Bu bölgeden geçmelerine yardımcı olacak bir kan bağına sahip olmayan diğer katılımcılar havada süzülmeye başladı. Uçma güçleri olmadığı için dengelerini kaybettiler.
Bir kişi havada süzülmeye başladığında ve havadaki hareketini kontrol edemediğinde veya hareket kabiliyetini kaybettiğinde, gökyüzünde belirli bir yüksekliğe ulaştığında bir şey oldu. Gizemli bir ışık parıltısı onları çevreledi ve ortadan kayboldular.
Buna tanık olan katılımcılar, ortadan kaybolan katılımcıların diskalifiye edildiğini tahmin edebiliyorlardı.
Angy yaklaşık otuz dakika önce bu bölgeye vardığında, o da yerçekimi kuvvetindeki değişikliği hissetti. Yine de, ona göre bilinen nedenlerden dolayı, bu durum onu rahatsız etmedi.
Sadece gülümsedi ve koşma hızını artırdı.
Swoooshhh!
Işık topuna yaklaşırken, ona giden yolu hızla geçiyordu.
Şaşırtıcı bir şekilde, yerçekimi kuvvetinden etkilenmedi.
Hareket ettiği hızla, ışık topuna en yakın üç kişiyi yakalaması çok uzun sürmeyecekti. Farklı rotalarda seyahat etseler de, yakında Gustav da dahil olmak üzere diğerleriyle buluşacaktı.
-Bir saat sonra
Gustav, bulunduğu yerden birkaç bin metre uzakta, yerin üzerinde ışık topunu görebiliyordu.
Yeşil ışık topu parlak ve ışıltılıydı, ancak Gustav'ın beklediği kadar büyük değildi.
Yüksekliği on katlı bir binaya benziyordu, ancak yumurta gibi küresel bir şekli vardı.
Çok parlak değildi, bu yüzden Gustav, başlangıç noktalarından onu neden bu kadar net görebildiklerini merak etti.

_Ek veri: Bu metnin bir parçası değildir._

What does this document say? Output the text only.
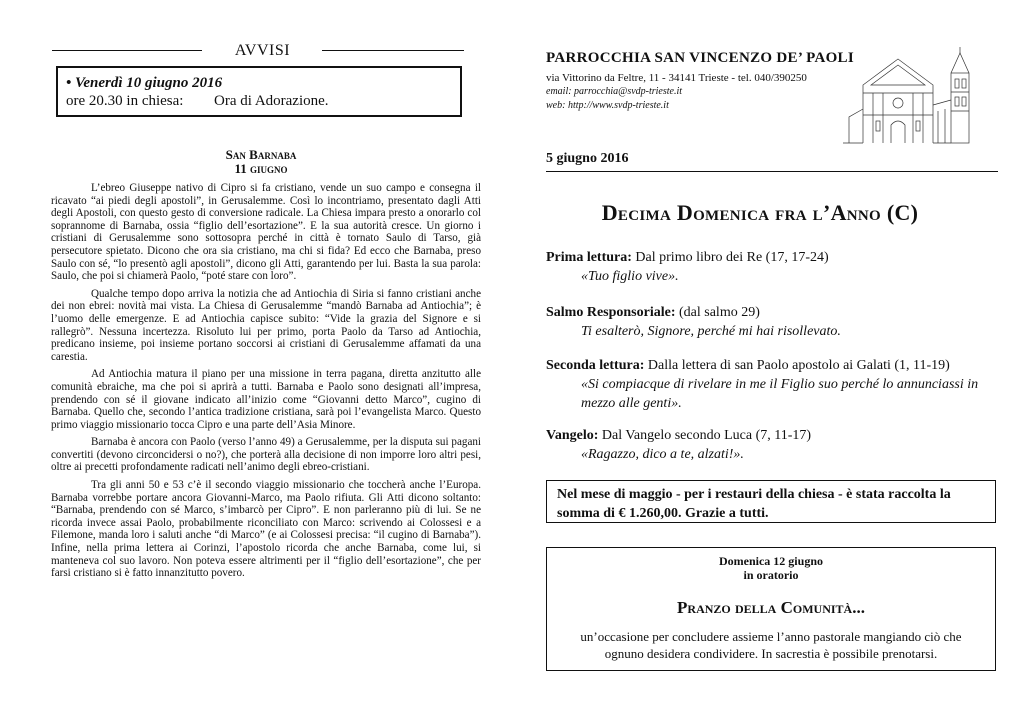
AVVISI
• Venerdì 10 giugno 2016
ore 20.30 in chiesa:	Ora di Adorazione.
San Barnaba
11 giugno

L’ebreo Giuseppe nativo di Cipro si fa cristiano, vende un suo campo e consegna il ricavato “ai piedi degli apostoli”, in Gerusalemme. Così lo incontriamo, presentato dagli Atti degli Apostoli, con questo gesto di conversione radicale. La Chiesa impara presto a onorarlo col soprannome di Barnaba, ossia “figlio dell’esortazione”. E la sua autorità cresce. Un giorno i cristiani di Gerusalemme sono sottosopra perché in città è tornato Saulo di Tarso, già persecutore spietato. Dicono che ora sia cristiano, ma chi si fida? Ed ecco che Barnaba, preso Saulo con sé, “lo presentò agli apostoli”, dicono gli Atti, garantendo per lui. Basta la sua parola: Saulo, che poi si chiamerà Paolo, “poté stare con loro”.

Qualche tempo dopo arriva la notizia che ad Antiochia di Siria si fanno cristiani anche dei non ebrei: novità mai vista. La Chiesa di Gerusalemme “mandò Barnaba ad Antiochia”; è l’uomo delle emergenze. E ad Antiochia capisce subito: “Vide la grazia del Signore e si rallegrò”. Nessuna incertezza. Risoluto lui per primo, porta Paolo da Tarso ad Antiochia, predicano insieme, poi insieme portano soccorsi ai cristiani di Gerusalemme affamati da una carestia.

Ad Antiochia matura il piano per una missione in terra pagana, diretta anzitutto alle comunità ebraiche, ma che poi si aprirà a tutti. Barnaba e Paolo sono designati all’impresa, prendendo con sé il giovane indicato all’inizio come “Giovanni detto Marco”, cugino di Barnaba. Quello che, secondo l’antica tradizione cristiana, sarà poi l’evangelista Marco. Questo primo viaggio missionario tocca Cipro e una parte dell’Asia Minore.

Barnaba è ancora con Paolo (verso l’anno 49) a Gerusalemme, per la disputa sui pagani convertiti (devono circoncidersi o no?), che porterà alla decisione di non imporre loro altri pesi, oltre ai precetti profondamente radicati nell’animo degli ebreo-cristiani.

Tra gli anni 50 e 53 c’è il secondo viaggio missionario che toccherà anche l’Europa. Barnaba vorrebbe portare ancora Giovanni-Marco, ma Paolo rifiuta. Gli Atti dicono soltanto: “Barnaba, prendendo con sé Marco, s’imbarcò per Cipro”. E non parleranno più di lui. Se ne ricorda invece assai Paolo, probabilmente riconciliato con Marco: scrivendo ai Colossesi e a Filemone, manda loro i saluti anche “di Marco” (e ai Colossesi precisa: “il cugino di Barnaba”). Infine, nella prima lettera ai Corinzi, l’apostolo ricorda che anche Barnaba, come lui, si manteneva col suo lavoro. Non poteva essere altrimenti per il “figlio dell’esortazione”, che per farsi cristiano si è fatto innanzitutto povero.

PARROCCHIA SAN VINCENZO DE’ PAOLI
via Vittorino da Feltre, 11 - 34141 Trieste - tel. 040/390250
email: parrocchia@svdp-trieste.it
web: http://www.svdp-trieste.it
5 giugno 2016
Decima Domenica fra l’Anno (C)
Prima lettura: Dal primo libro dei Re (17, 17-24)
«Tuo figlio vive».
Salmo Responsoriale: (dal salmo 29)
Ti esalterò, Signore, perché mi hai risollevato.
Seconda lettura: Dalla lettera di san Paolo apostolo ai Galati (1, 11-19)
«Si compiacque di rivelare in me il Figlio suo perché lo annunciassi in mezzo alle genti».
Vangelo: Dal Vangelo secondo Luca (7, 11-17)
«Ragazzo, dico a te, alzati!».
Nel mese di maggio - per i restauri della chiesa - è stata raccolta la somma di € 1.260,00. Grazie a tutti.
Domenica 12 giugno
in oratorio
Pranzo della Comunità...
un’occasione per concludere assieme l’anno pastorale mangiando ciò che ognuno desidera condividere. In sacrestia è possibile prenotarsi.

Uzaktan bu kadar net görüldüğüne göre, ona yaklaşmak parlaklık nedeniyle retinaya ciddi zarar vereceğini düşünmüştü. Şaşırtıcı bir şekilde, işler onun hayal ettiğinden biraz farklıydı.
Etrafına baktı ve tüm yolların, küresel yeşil ışığın havada asılı olduğu belirli bir alana çıktığını fark etti.
Test aşamasının her yönünden farklı yollar uzanıyordu ve hepsi ortada bulunan yeşil ışık topuna doğru gidiyordu.
Gustav, buraya gelirken neden hiç kimseyle karşılaşmadığını şimdi anladı.
Bunun nedeni, test aşamasının sonunda herkesin dairesel bir düzen içinde konumlandırılmış olmasıydı, bu nedenle ileriye doğru ilerlerken her yönden yeşil ışık topuna yaklaşıyorlardı.
Yeşil ışık topu, alanın ortasındaydı.
Yere temas eden küresel yeşil ışıktan aşağıya doğru parlayan bir ışık bariyeri vardı.
Gustav, bu yeşil ışık barikatının içindeki alana girerek bu aşamayı tamamlaması gerektiğini anında fark etti.
O, rahat bir şekilde ona doğru yürümeye başladı.
Bu noktada havadaki küçük mermerler çok yoğundu. Buna karşılık, küresel yeşil ışığın bulunduğu alanda havada hiçbir şey bulunamıyordu.
Gustav, barikatlı ışık alanına doğru dikkatlice yürüdü.
MBO söz konusu olduğunda işlerin ne kadar öngörülemez olduğunu biliyordu.
Bu test aşamasının başlangıcından beri pek çok sürpriz yaşanmıştı, bu yüzden zihni şu anda etrafındaki her türlü değişikliğe karşı tetikteydi.
Yaklaşık on dakika daha yürüdükten sonra, Gustav yukarıdaki küresel topun parladığı ışığa sadece birkaç metre uzaklıktaydı.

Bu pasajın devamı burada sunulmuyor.